In afwijking van het eerste lid wordt dividendbelasting niet als voorheffing in aanmerking genomen indien de belastingplichtige ten laste van wie de dividendbelasting is ingehouden niet tevens de uiteindelijk gerechtigde is tot de opbrengst waarop dividendbelasting is ingehouden.

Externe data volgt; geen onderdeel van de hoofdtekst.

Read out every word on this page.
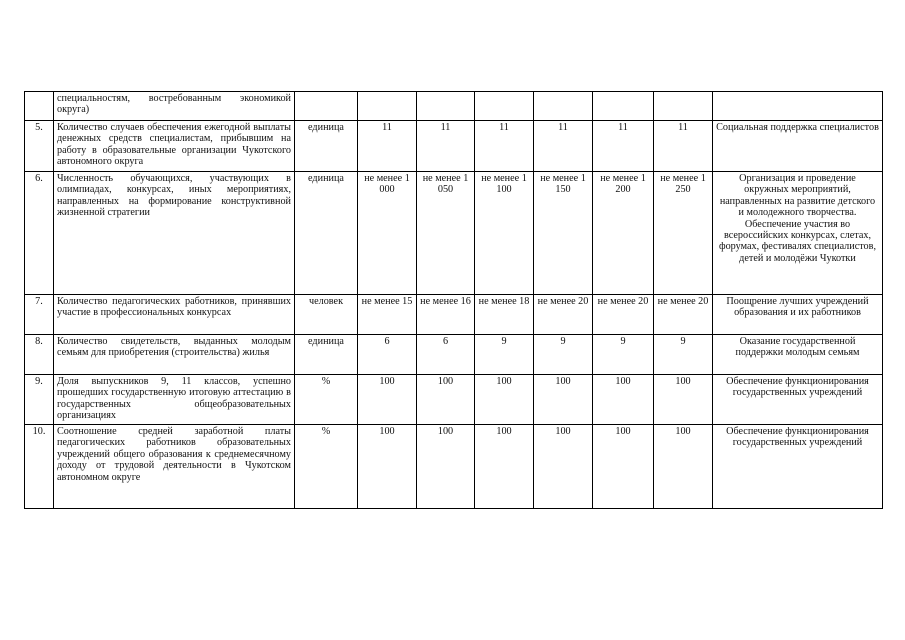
	специальностям, востребованным экономикой округа)								
5.	Количество случаев обеспечения ежегодной выплаты денежных средств специалистам, прибывшим на работу в образовательные организации Чукотского автономного округа	единица	11	11	11	11	11	11	Социальная поддержка специалистов
6.	Численность обучающихся, участвующих в олимпиадах, конкурсах, иных мероприятиях, направленных на формирование конструктивной жизненной стратегии	единица	не менее 1 000	не менее 1 050	не менее 1 100	не менее 1 150	не менее 1 200	не менее 1 250	Организация и проведение окружных мероприятий, направленных на развитие детского и молодежного творчества. Обеспечение участия во всероссийских конкурсах, слетах, форумах, фестивалях специалистов, детей и молодёжи Чукотки
7.	Количество педагогических работников, принявших участие в профессиональных конкурсах	человек	не менее 15	не менее 16	не менее 18	не менее 20	не менее 20	не менее 20	Поощрение лучших учреждений образования и их работников
8.	Количество свидетельств, выданных молодым семьям для приобретения (строительства) жилья	единица	6	6	9	9	9	9	Оказание государственной поддержки молодым семьям
9.	Доля выпускников 9, 11 классов, успешно прошедших государственную итоговую аттестацию в государственных общеобразовательных организациях	%	100	100	100	100	100	100	Обеспечение функционирования государственных учреждений
10.	Соотношение средней заработной платы педагогических работников образовательных учреждений общего образования к среднемесячному доходу от трудовой деятельности в Чукотском автономном округе	%	100	100	100	100	100	100	Обеспечение функционирования государственных учреждений
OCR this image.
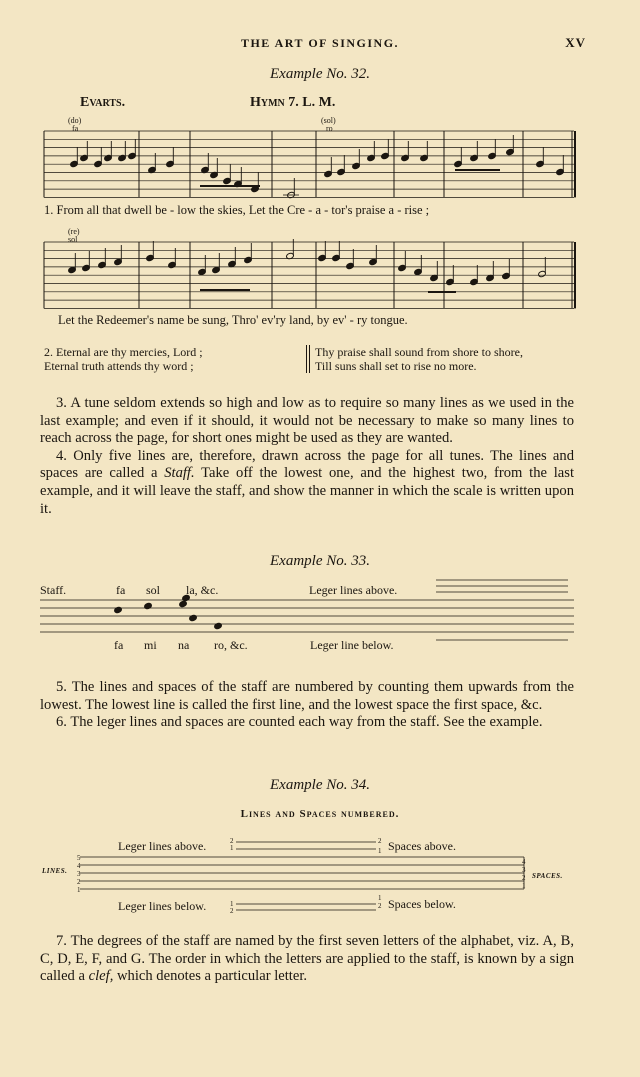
THE ART OF SINGING.	XV
Example No. 32.
Evarts.	Hymn 7. L. M.
(do)
fa
(sol)
ro
(re)
sol
1. From all that dwell be - low the skies, Let the Cre - a - tor's praise a - rise ;
Let the Redeemer's name be sung, Thro' ev'ry land, by ev' - ry tongue.
2. Eternal are thy mercies, Lord ;
Eternal truth attends thy word ;
Thy praise shall sound from shore to shore,
Till suns shall set to rise no more.

3. A tune seldom extends so high and low as to require so many lines as we used in the last example; and even if it should, it would not be necessary to make so many lines to reach across the page, for short ones might be used as they are wanted.

4. Only five lines are, therefore, drawn across the page for all tunes. The lines and spaces are called a Staff. Take off the lowest one, and the highest two, from the last example, and it will leave the staff, and show the manner in which the scale is written upon it.

Example No. 33.
Staff.	fa sol la, &c.	Leger lines above.
fa mi na ro, &c.	Leger line below.

5. The lines and spaces of the staff are numbered by counting them upwards from the lowest. The lowest line is called the first line, and the lowest space the first space, &c.

6. The leger lines and spaces are counted each way from the staff. See the example.

Example No. 34.
Lines and Spaces numbered.
Leger lines above.	Spaces above.
LINES.
SPACES.
Leger lines below.	Spaces below.
5
4
3
2
1
4
3
2
1
2
1
2
1
1
2
1
2

7. The degrees of the staff are named by the first seven letters of the alphabet, viz. A, B, C, D, E, F, and G. The order in which the letters are applied to the staff, is known by a sign called a clef, which denotes a particular letter.
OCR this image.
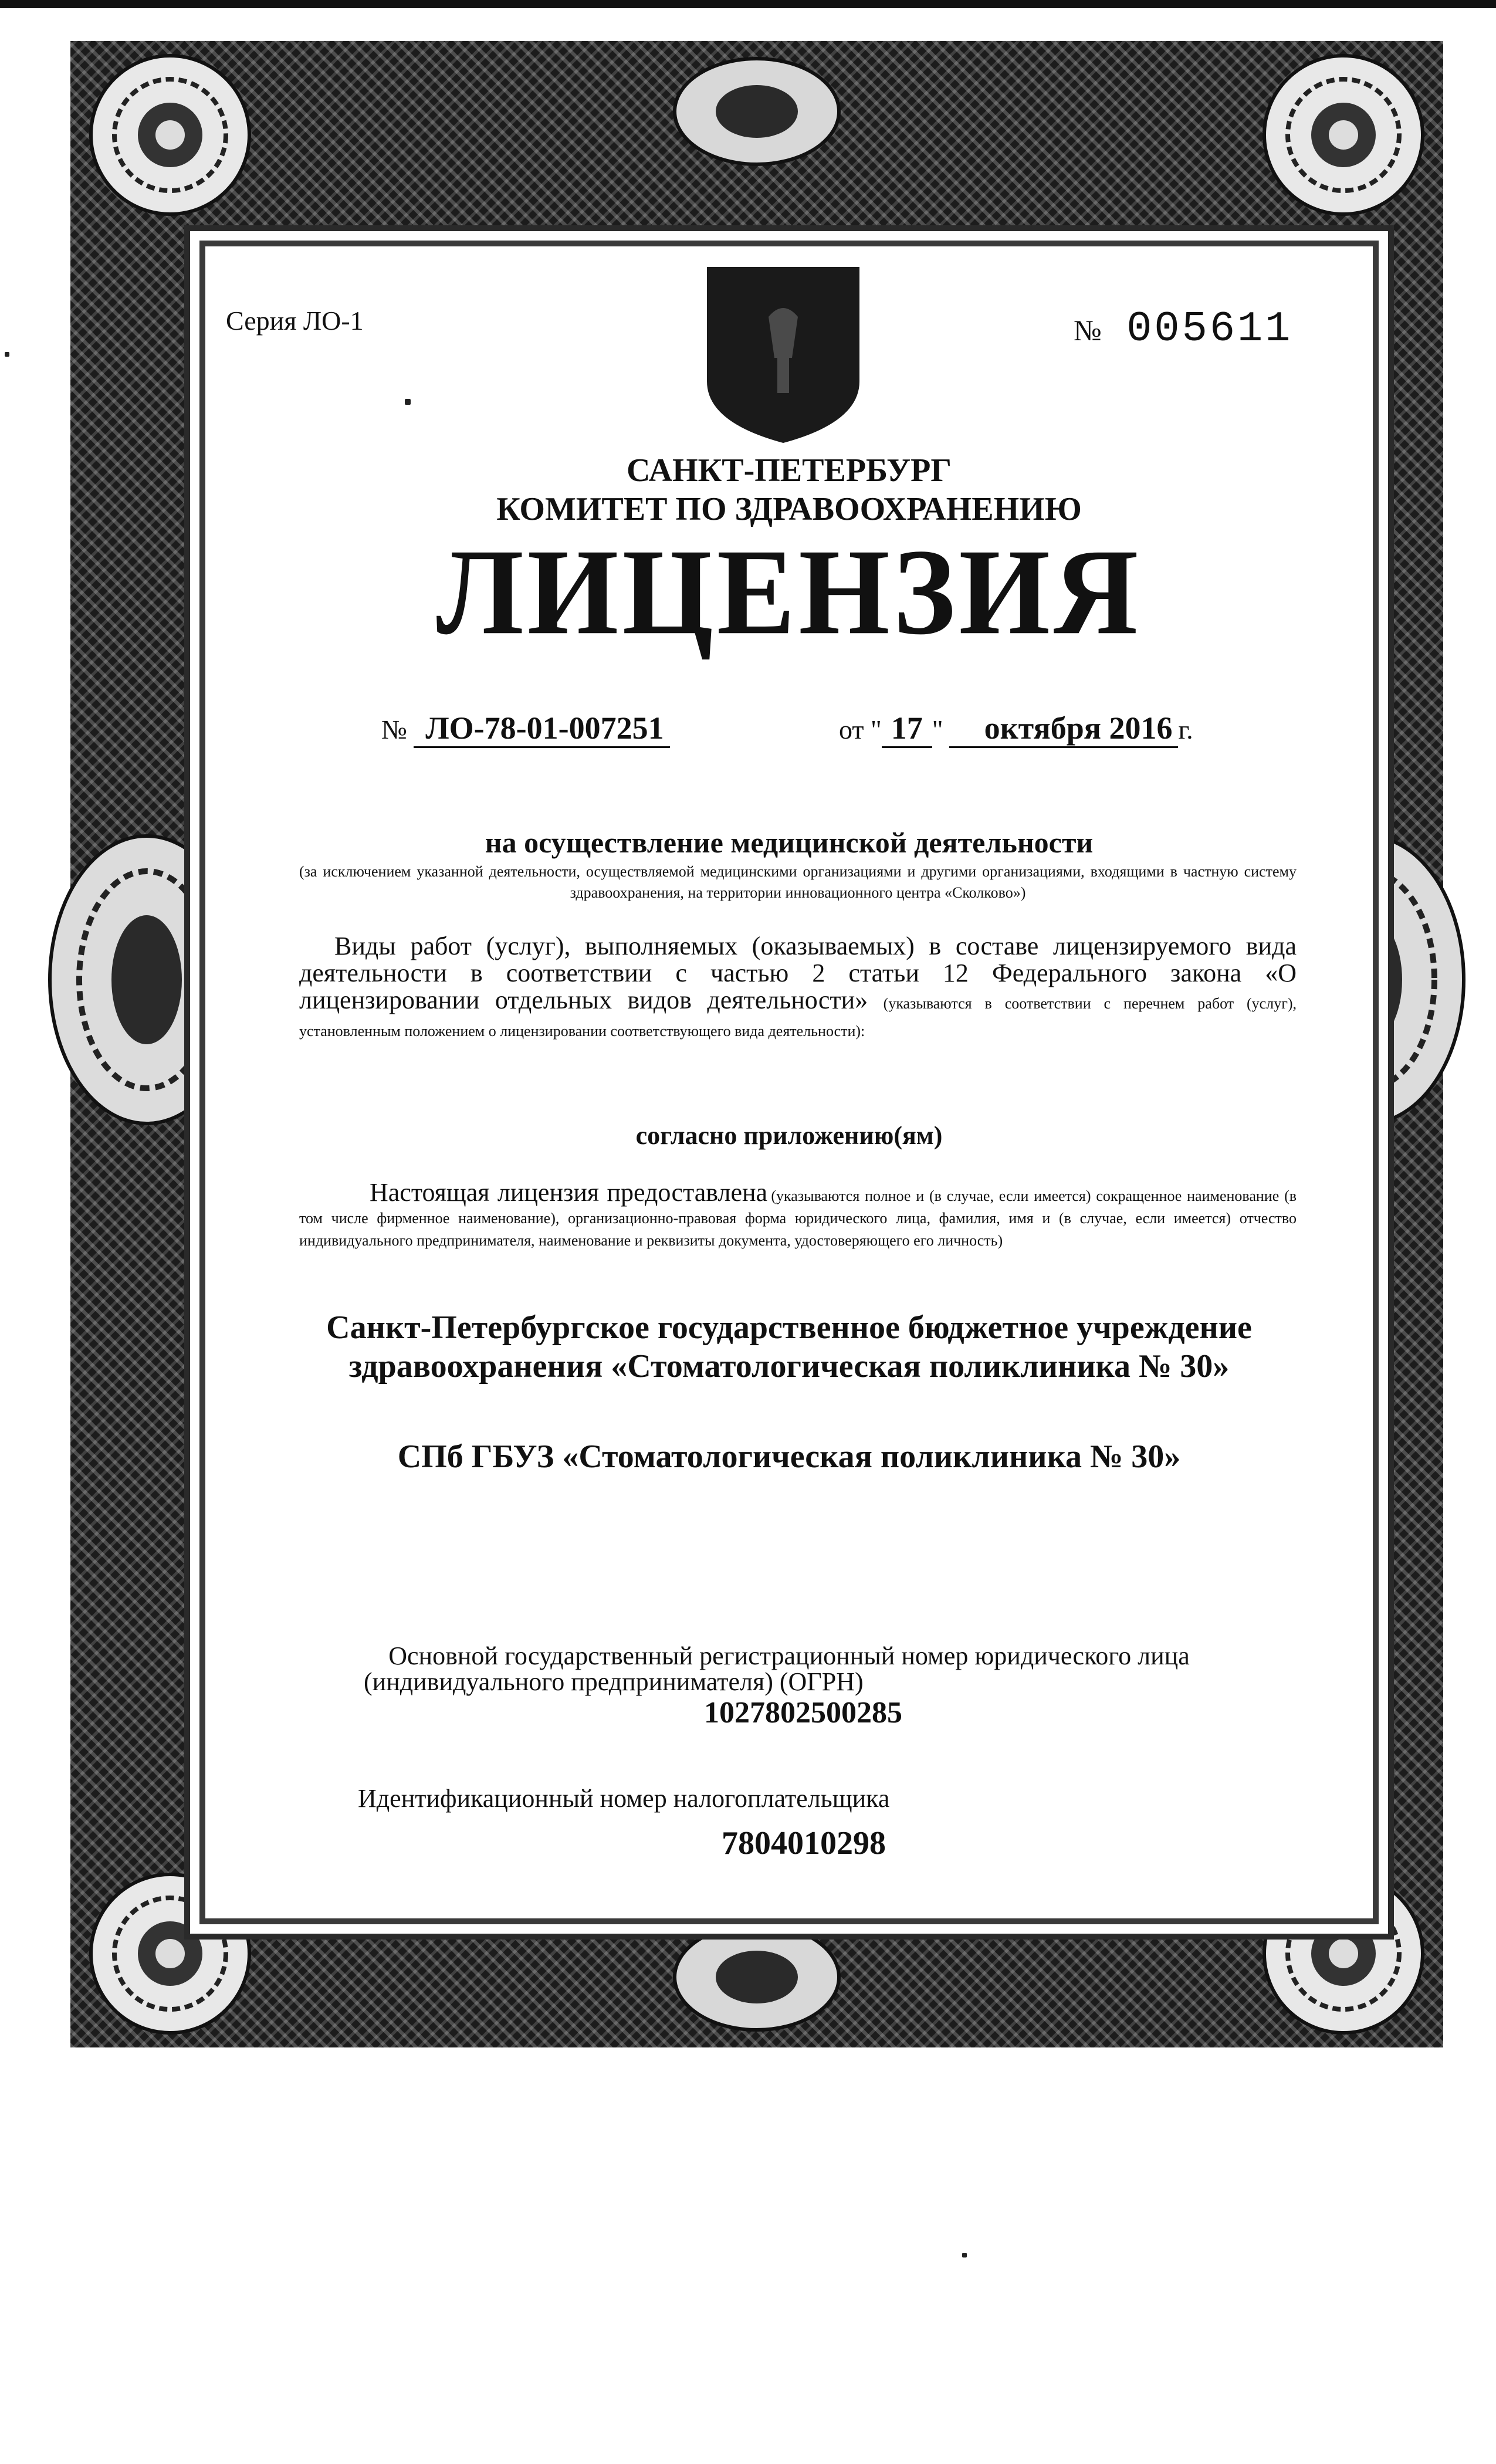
Серия ЛО-1	№ 005611
САНКТ-ПЕТЕРБУРГ
КОМИТЕТ ПО ЗДРАВООХРАНЕНИЮ
ЛИЦЕНЗИЯ
№ ЛО-78-01-007251	от " 17 " октября 2016 г.
на осуществление медицинской деятельности
(за исключением указанной деятельности, осуществляемой медицинскими организациями и другими организациями, входящими в частную систему здравоохранения, на территории инновационного центра «Сколково»)
Виды работ (услуг), выполняемых (оказываемых) в составе лицензируемого вида деятельности в соответствии с частью 2 статьи 12 Федерального закона «О лицензировании отдельных видов деятельности» (указываются в соответствии с перечнем работ (услуг), установленным положением о лицензировании соответствующего вида деятельности):
согласно приложению(ям)
Настоящая лицензия предоставлена (указываются полное и (в случае, если имеется) сокращенное наименование (в том числе фирменное наименование), организационно-правовая форма юридического лица, фамилия, имя и (в случае, если имеется) отчество индивидуального предпринимателя, наименование и реквизиты документа, удостоверяющего его личность)
Санкт-Петербургское государственное бюджетное учреждение
здравоохранения «Стоматологическая поликлиника № 30»
СПб ГБУЗ «Стоматологическая поликлиника № 30»
Основной государственный регистрационный номер юридического лица
(индивидуального предпринимателя) (ОГРН)
1027802500285
Идентификационный номер налогоплательщика
7804010298
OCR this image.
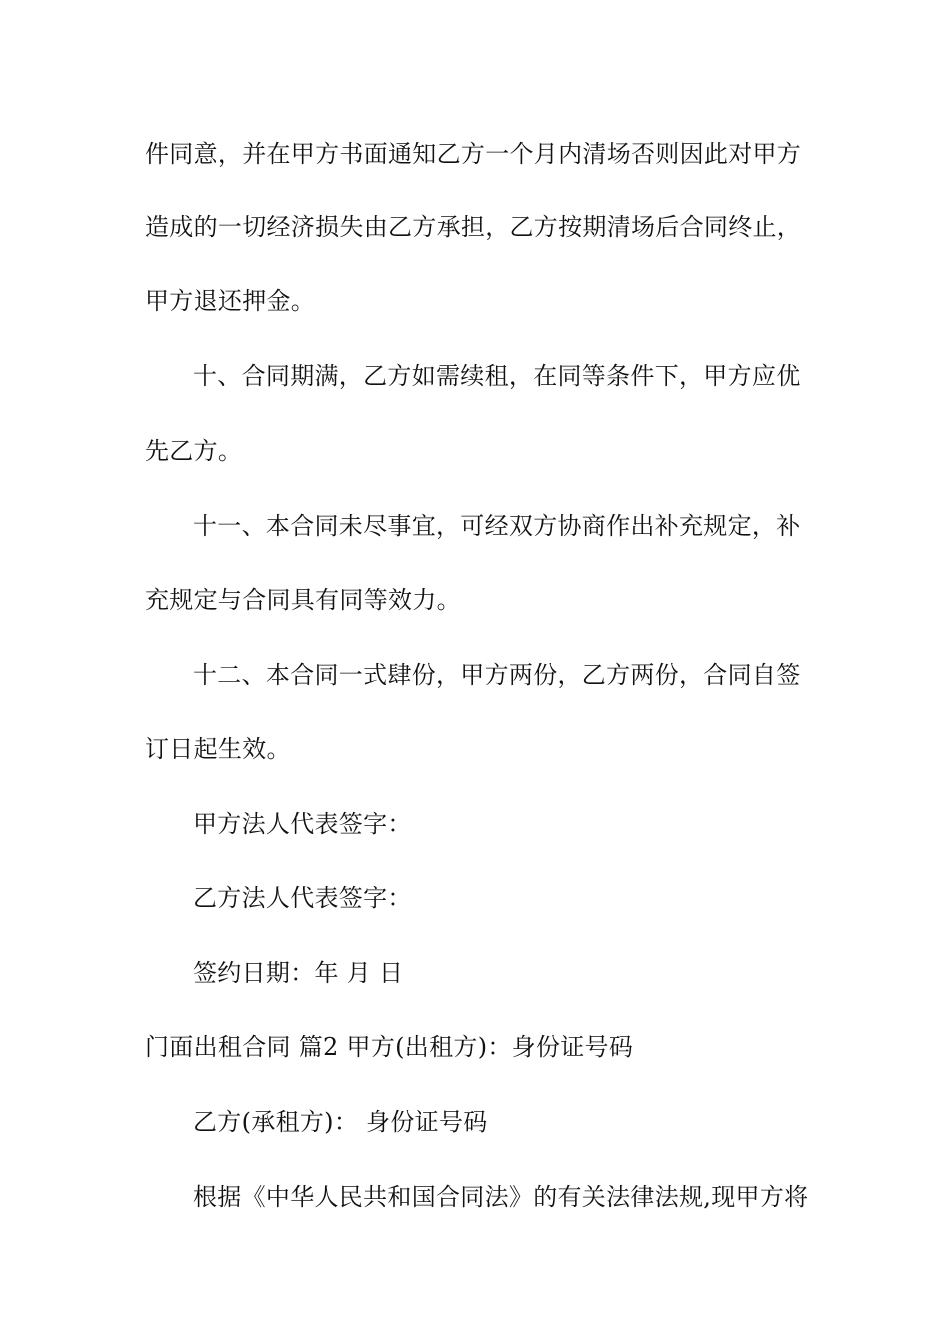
件同意，并在甲方书面通知乙方一个月内清场否则因此对甲方
造成的一切经济损失由乙方承担，乙方按期清场后合同终止，
甲方退还押金。
十、合同期满，乙方如需续租，在同等条件下，甲方应优
先乙方。
十一、本合同未尽事宜，可经双方协商作出补充规定，补
充规定与合同具有同等效力。
十二、本合同一式肆份，甲方两份，乙方两份，合同自签
订日起生效。
甲方法人代表签字：
乙方法人代表签字：
签约日期：年 月 日
门面出租合同 篇2 甲方(出租方)：身份证号码
乙方(承租方)： 身份证号码
根据《中华人民共和国合同法》的有关法律法规,现甲方将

Niet als uiteindelijk gerechtigde wordt beschouwd degene die in samenhang met de genoten opbrengst een tegenprestatie heeft verricht als onderdeel van een samenstel van transacties waarbij aannemelijk is dat:
a. de opbrengst geheel of gedeeltelijk direct of indirect ten goede is gekomen aan een natuurlijk persoon of rechtspersoon die in mindere mate gerechtigd is tot vermindering, teruggaaf of verrekening van dividendbelasting dan degene die de tegenprestatie heeft verricht; en
b. deze natuurlijk persoon of rechtspersoon een positie in aandelen, winstbewijzen of geldleningen als bedoeld in artikel 10, eerste lid, onderdeel d, van de Wet op de vennootschapsbelasting 1969 op directe of indirecte wijze behoudt of verkrijgt die vergelijkbaar is met zijn positie in soortgelijke aandelen, winstbewijzen of geldleningen voorafgaand aan het moment waarop het samenstel van transacties een aanvang heeft genomen.
3.
Voor de toepassing van het tweede lid:
a. kan van een samenstel van transacties eveneens sprake zijn ingeval transacties zijn aangegaan op een gereglementeerde markt als bedoeld in artikel 1:1 van de Wet op het financieel toezicht of een met een gereglementeerde markt als bedoeld in artikel 1:1 van de Wet op het financieel toezicht vergelijkbaar systeem dat gelegen of werkzaam is in een staat die niet een lidstaat is van de Europese Unie;
b. wordt met een samenstel van transacties gelijkgesteld een transactie die betrekking heeft op de enkele verwerving van een of meer dividendbewijzen of op de vestiging van kortlopende genotsrechten op aandelen.
4.
De dividendbelasting die op grond van artikel 9.2, vierde lid, van de Wet inkomstenbelasting 2001 niet als voorheffing in aanmerking wordt genomen, wordt als voorheffing aangewezen:
a. van de bank, bedoeld in artikel 3.126a van de Wet inkomstenbelasting 2001, indien die bank een bedrag ter grootte van die dividendbelasting overmaakt naar de lijfrentespaarrekening van degene bij wie de dividendbelasting niet als voorheffing in aanmerking wordt genomen;
b. van de beheerder van de beleggingsinstelling, bedoeld in artikel 3.126a van de Wet inkomstenbelasting 2001, indien die beheerder een bedrag ter grootte van die dividendbelasting aanwendt ter verkrijging van een of meer geblokkeerde rechten van deelneming in die instelling ten behoeve van degene bij wie de dividendbelasting niet als voorheffing in aanmerking wordt genomen.